La lumière est ici, comme dans tout le film, une composante essentielle de la dramaturgie. Charles Laughton, acteur réputé mais cinéaste débutant (La Nuit du Chasseur sera son unique film), a su s’entourer de professionnels talentueux, dont Stanley Cortez, qui propose ici un travail d’une inventivité et d’une liberté étonnantes. Le réalisme n’est jamais son premier souci. Il s’agit plutôt de donner corps au cauchemar lui-même. Ainsi, comme on l’a vu, si les deux enfants sont éclairés, au premier plan, par une sorte de poursuite plongeante provenant de la droite du cadre, Harry le sera par une lumière quasi horizontale provenant de la gauche. De cette façon, deux scènes indépendantes sont articulées dans le même cadre, séparées par une ombre oblique au sol qui fonctionne comme une ellipse spatiale forte. Mais avant, Harry était apparu un instant comme une silhouette noire dans l’encadrement de la porte, véritable négatif des deux silhouettes de papier. Pour Laughton, les enfants et Harry appartiennent chacun à l’une des deux parties d’un monde manichéen.

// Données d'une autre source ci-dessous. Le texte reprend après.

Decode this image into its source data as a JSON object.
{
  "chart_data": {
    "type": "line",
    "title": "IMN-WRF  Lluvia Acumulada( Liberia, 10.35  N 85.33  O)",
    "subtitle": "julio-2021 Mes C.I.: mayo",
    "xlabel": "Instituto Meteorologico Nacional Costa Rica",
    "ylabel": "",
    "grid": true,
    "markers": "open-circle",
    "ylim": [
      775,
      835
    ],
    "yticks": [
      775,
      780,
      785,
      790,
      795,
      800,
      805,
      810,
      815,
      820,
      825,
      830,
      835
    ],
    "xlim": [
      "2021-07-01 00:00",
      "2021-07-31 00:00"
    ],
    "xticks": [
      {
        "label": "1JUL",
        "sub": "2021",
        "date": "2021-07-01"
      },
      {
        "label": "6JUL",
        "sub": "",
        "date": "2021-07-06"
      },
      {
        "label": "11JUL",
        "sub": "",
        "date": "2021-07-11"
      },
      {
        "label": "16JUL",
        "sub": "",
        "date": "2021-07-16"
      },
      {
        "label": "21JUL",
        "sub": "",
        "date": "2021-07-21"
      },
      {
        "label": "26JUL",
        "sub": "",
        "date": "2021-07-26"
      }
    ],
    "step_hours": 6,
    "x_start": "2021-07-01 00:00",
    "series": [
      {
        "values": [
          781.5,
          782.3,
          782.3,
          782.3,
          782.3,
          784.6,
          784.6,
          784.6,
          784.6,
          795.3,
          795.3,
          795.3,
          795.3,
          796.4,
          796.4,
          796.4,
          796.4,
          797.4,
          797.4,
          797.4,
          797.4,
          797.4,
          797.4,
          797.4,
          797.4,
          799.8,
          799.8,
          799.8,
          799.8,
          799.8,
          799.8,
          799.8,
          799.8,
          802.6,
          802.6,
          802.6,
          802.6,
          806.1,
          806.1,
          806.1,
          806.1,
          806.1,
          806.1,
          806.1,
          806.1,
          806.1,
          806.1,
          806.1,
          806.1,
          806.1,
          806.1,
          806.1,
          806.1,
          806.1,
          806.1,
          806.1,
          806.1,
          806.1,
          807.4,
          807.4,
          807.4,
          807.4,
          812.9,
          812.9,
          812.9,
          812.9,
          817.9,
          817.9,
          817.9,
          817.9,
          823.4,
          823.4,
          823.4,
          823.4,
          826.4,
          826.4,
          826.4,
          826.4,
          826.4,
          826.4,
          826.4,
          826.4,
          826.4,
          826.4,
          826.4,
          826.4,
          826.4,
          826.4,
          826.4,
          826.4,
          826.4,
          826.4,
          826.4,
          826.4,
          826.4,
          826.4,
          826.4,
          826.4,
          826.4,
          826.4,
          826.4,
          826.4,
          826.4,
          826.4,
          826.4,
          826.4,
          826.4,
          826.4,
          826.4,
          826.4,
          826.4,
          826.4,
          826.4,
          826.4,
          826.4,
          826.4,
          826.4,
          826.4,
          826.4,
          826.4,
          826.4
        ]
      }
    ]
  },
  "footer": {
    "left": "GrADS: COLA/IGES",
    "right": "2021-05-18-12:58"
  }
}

Conclusion : La menace, pour le moment psychologique, que fait peser le monstre sur les deux enfants se concrétise et se rapproche. Pearl est au bord de la rupture : John sait bien maintenant qu’il lui faudra compter que sur lui-même, apprenant à la fin que même sa mère peut le trahir. Cette séquence prépare le spectateur à la prochaine (et très traditionnelle) poursuite entre deux entités que tout oppose : d’un côté, un monstre menaçant et sans scrupule (mais qui manque de clairvoyance), de l’autre deux enfants, menés par une sorte de Petit Poucet, héros d’un récit initiatique qui verra un enfant parvenir à l’âge adulte, mais en traversant une série d’épreuves douloureuses.